The striking contrast between the sisters reflects the dichotomized attitude towards women present in the patriarchal society of the day. Women were simultaneously seen as a source of evil and temptation, and were thought to offer potential redemption for man through their greater capacity for love and forgiveness. In King Leir Cordella could be said to be a representation of the patriarchal ideal woman, whereas Goneril and Ragan are characters that confirm the patriarchy's worst fears.
During one of our talkback sessions following a performance, a member of the audience said that watching our boys perform helped him understand arguments made by Japanese Noh theatre practitioners. He informed us that Noh theatre artists believe that men can play women’s roles because only men can understand the essence of femininity, and he felt that our boys had captured something of that essence.
The convention of using male actors for female roles in Noh theatre is far more likely to be a consequence of patriarchal prejudices as it was in Elizabethan England - the same rationale did not lead to women playing the men's roles. But while this audience member’s response was far from my experience of watching the performances I think it is a fascinating idea. To me the performances always remained to a certain extent stereotypical: a performance of a male idea of what it means to be a woman.What preconceptions led me to view the performances in this way and for another male member of the audience to see them as capturing essential qualities of womanhood?

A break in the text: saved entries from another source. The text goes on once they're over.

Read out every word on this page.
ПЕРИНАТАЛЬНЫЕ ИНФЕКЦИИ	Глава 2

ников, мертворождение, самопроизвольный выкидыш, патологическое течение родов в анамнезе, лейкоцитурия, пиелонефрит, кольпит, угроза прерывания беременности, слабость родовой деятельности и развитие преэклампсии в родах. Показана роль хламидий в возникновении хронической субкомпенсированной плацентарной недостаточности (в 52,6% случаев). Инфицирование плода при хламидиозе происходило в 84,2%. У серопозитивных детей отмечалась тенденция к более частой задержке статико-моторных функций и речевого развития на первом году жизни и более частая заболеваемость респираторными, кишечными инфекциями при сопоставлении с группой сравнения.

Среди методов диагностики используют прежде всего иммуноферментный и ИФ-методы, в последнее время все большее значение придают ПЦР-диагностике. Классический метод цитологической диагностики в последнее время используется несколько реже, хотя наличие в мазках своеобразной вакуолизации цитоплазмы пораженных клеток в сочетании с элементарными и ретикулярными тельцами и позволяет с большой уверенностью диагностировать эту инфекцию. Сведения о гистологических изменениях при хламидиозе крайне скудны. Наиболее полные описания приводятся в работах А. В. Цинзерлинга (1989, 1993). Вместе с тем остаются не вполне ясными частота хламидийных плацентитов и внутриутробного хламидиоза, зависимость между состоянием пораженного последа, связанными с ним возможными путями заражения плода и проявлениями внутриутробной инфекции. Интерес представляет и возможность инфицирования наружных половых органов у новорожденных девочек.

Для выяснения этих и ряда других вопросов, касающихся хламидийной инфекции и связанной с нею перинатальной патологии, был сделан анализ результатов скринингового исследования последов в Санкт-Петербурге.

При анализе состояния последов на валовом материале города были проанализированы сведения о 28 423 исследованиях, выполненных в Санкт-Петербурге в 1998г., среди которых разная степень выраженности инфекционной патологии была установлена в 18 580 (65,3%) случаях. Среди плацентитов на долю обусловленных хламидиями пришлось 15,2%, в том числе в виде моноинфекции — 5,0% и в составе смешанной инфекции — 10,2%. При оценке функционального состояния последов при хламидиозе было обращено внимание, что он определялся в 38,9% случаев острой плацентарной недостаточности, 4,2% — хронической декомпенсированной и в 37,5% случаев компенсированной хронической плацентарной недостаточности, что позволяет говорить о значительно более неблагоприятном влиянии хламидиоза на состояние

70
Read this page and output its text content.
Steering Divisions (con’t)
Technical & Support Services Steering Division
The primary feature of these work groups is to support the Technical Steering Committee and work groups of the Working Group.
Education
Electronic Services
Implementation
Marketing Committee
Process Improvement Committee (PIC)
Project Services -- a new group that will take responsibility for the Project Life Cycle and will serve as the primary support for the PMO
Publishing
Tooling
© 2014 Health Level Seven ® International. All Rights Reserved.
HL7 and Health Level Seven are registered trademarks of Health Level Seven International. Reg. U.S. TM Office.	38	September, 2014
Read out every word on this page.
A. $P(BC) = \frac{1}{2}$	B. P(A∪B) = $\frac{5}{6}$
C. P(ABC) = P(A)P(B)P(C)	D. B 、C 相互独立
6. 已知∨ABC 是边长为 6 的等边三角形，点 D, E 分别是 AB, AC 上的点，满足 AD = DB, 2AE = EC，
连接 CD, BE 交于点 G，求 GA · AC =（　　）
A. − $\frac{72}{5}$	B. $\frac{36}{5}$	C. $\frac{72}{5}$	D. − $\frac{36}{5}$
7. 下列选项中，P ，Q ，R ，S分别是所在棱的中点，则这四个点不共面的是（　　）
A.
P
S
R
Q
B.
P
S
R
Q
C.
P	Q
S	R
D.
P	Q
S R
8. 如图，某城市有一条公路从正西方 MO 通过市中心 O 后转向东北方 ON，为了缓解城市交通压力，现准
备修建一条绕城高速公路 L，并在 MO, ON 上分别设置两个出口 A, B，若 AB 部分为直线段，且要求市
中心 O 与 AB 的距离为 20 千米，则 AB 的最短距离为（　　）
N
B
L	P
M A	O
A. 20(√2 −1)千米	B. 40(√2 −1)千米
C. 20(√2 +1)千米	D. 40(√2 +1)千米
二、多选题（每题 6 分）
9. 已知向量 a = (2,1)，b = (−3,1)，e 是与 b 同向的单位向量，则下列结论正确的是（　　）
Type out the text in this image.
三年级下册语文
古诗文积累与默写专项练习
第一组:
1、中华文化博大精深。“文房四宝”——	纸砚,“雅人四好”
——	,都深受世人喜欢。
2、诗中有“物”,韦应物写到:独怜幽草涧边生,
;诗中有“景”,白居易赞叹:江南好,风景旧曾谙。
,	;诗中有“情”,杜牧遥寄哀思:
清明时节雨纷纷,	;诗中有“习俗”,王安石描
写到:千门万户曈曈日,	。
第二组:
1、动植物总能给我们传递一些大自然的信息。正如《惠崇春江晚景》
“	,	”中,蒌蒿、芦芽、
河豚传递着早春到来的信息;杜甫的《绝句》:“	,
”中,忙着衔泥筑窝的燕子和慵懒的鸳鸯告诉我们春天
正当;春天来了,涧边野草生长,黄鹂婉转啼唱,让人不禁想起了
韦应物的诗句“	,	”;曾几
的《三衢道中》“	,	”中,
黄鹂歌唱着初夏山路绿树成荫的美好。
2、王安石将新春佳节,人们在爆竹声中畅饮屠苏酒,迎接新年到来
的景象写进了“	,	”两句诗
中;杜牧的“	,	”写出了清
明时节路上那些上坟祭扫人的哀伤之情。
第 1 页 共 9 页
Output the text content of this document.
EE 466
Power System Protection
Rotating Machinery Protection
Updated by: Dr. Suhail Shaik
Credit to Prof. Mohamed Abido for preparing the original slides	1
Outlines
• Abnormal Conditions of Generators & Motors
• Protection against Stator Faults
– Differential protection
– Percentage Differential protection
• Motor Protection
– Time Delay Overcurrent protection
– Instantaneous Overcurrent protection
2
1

The ideas of the stereotype and the essence both involve a sense of distillation or reduction. The difference would seem to be in the way in which we see that distillation. If it agrees with our world view in a general sense then it is an essence, if it fits a certain aspect of that view, or with particular attitudes or prejudices, then it is a stereotype. I saw the characters as representations of Elizabethan patriarchal attitudes towards women and my response to the actors' performances was colored by my knowledge of the culture that produced the plays. The female characters were types that represented a patriarchal perspective on women and my awareness of the characters as types prevented me from fully engaging with the characters as individuals or from seeing them as in any way essential. The audience member that saw them in this way either did not share my knowledge of the background, or his own world view was not wildly out of tune with the patriarchal attitudes behind the play.